As noted in getting started, the default
behavior of visreg
when constructing a conditional plot is
to fill in the other variables with either the median (for continuous
variables) or the most common category (for categorical variables). This
can be modified using the cond
argument, which offers more
explicit control over what to condition on. Note that this has no
bearing on contrast plots (at least, in the absence of interactions),
which do not depend on the other terms in the model.
The cond
argument must be provided as a named list. Each
element of that list specifies the value for one of the terms in the
model; any elements left unspecified are filled in with the median/most
common category. For example, let’s construct the a plot of wind
vs. ozone, but condition on three different values for temperature: (1)
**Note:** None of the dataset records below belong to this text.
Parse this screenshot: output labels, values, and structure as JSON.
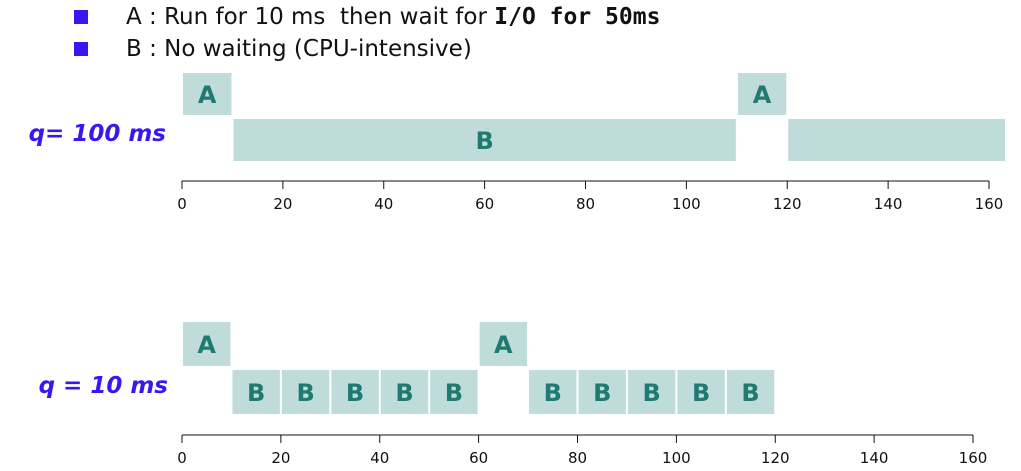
{
  "legend": {
    "a": {
      "prefix": "A : Run for 10 ms  then wait for ",
      "bold": "I/O for 50ms"
    },
    "b": {
      "text": "B : No waiting (CPU-intensive)"
    },
    "bullet_color": "#3a17ee"
  },
  "block_color": "#bfdcdb",
  "chart_data": [
    {
      "type": "gantt",
      "label": "q= 100 ms",
      "xlim": [
        0,
        160
      ],
      "ticks": [
        0,
        20,
        40,
        60,
        80,
        100,
        120,
        140,
        160
      ],
      "blocks": [
        {
          "row": "A",
          "start": 0,
          "end": 10,
          "text": "A"
        },
        {
          "row": "B",
          "start": 10,
          "end": 110,
          "text": "B"
        },
        {
          "row": "A",
          "start": 110,
          "end": 120,
          "text": "A"
        },
        {
          "row": "B",
          "start": 120,
          "end": 164,
          "text": ""
        }
      ]
    },
    {
      "type": "gantt",
      "label": "q = 10 ms",
      "xlim": [
        0,
        160
      ],
      "ticks": [
        0,
        20,
        40,
        60,
        80,
        100,
        120,
        140,
        160
      ],
      "blocks": [
        {
          "row": "A",
          "start": 0,
          "end": 10,
          "text": "A"
        },
        {
          "row": "B",
          "start": 10,
          "end": 20,
          "text": "B"
        },
        {
          "row": "B",
          "start": 20,
          "end": 30,
          "text": "B"
        },
        {
          "row": "B",
          "start": 30,
          "end": 40,
          "text": "B"
        },
        {
          "row": "B",
          "start": 40,
          "end": 50,
          "text": "B"
        },
        {
          "row": "B",
          "start": 50,
          "end": 60,
          "text": "B"
        },
        {
          "row": "A",
          "start": 60,
          "end": 70,
          "text": "A"
        },
        {
          "row": "B",
          "start": 70,
          "end": 80,
          "text": "B"
        },
        {
          "row": "B",
          "start": 80,
          "end": 90,
          "text": "B"
        },
        {
          "row": "B",
          "start": 90,
          "end": 100,
          "text": "B"
        },
        {
          "row": "B",
          "start": 100,
          "end": 110,
          "text": "B"
        },
        {
          "row": "B",
          "start": 110,
          "end": 120,
          "text": "B"
        }
      ]
    }
  ]
}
a cold temperature of 50 degrees (2) the default median temperature of
79 degrees and (3) a hot temperature of 100 degrees.
fit <- lm(Ozone ~ Solar.R + Wind + Temp, data=airquality)
par(mfrow=c(1,3))
visreg(fit, "Wind", cond=list(Temp=50))
visreg(fit, "Wind")
visreg(fit, "Wind", cond=list(Temp=100))
A few observations/remarks:
- The values on the vertical axis differ; as we condition on higher temperatures, the expected ozone concentration goes up since the regression coefficient for temperature is positive
- The slope of the line, the distance from the line to each residual, and the range of the residuals is the same in all three plots; conditioning on different values of temperature merely adds a constant to the regression line and the partial residuals.
- The width of the confidence band does change, however: the data set has few observations at very high and very low temperatures, so the standard errors are much larger for the plots on the right and left than for the plot in the middle.
- The shape of the confidence band also changes. In the middle plot, the confidence band is narrowest in the middle and wider at the ends. In the left plot (conditioning on low temperature), however, the confidence band is narrowest for high wind levels. This arises because there is a negative correlation between wind and temperature (=-0.46), and thus, more cold windy days in the data set than cold calm days. The opposite phenomenon happens in the right plot, where the relative absence of hot windy days causes the confidence band to be wider for high winds than for low winds.
Finally, recall that this model had three explanatory variables; in
the above example, visreg
calculated the conditional
response by filling in solar radiation with its median value, as it was
not specified otherwise in the cond
argument.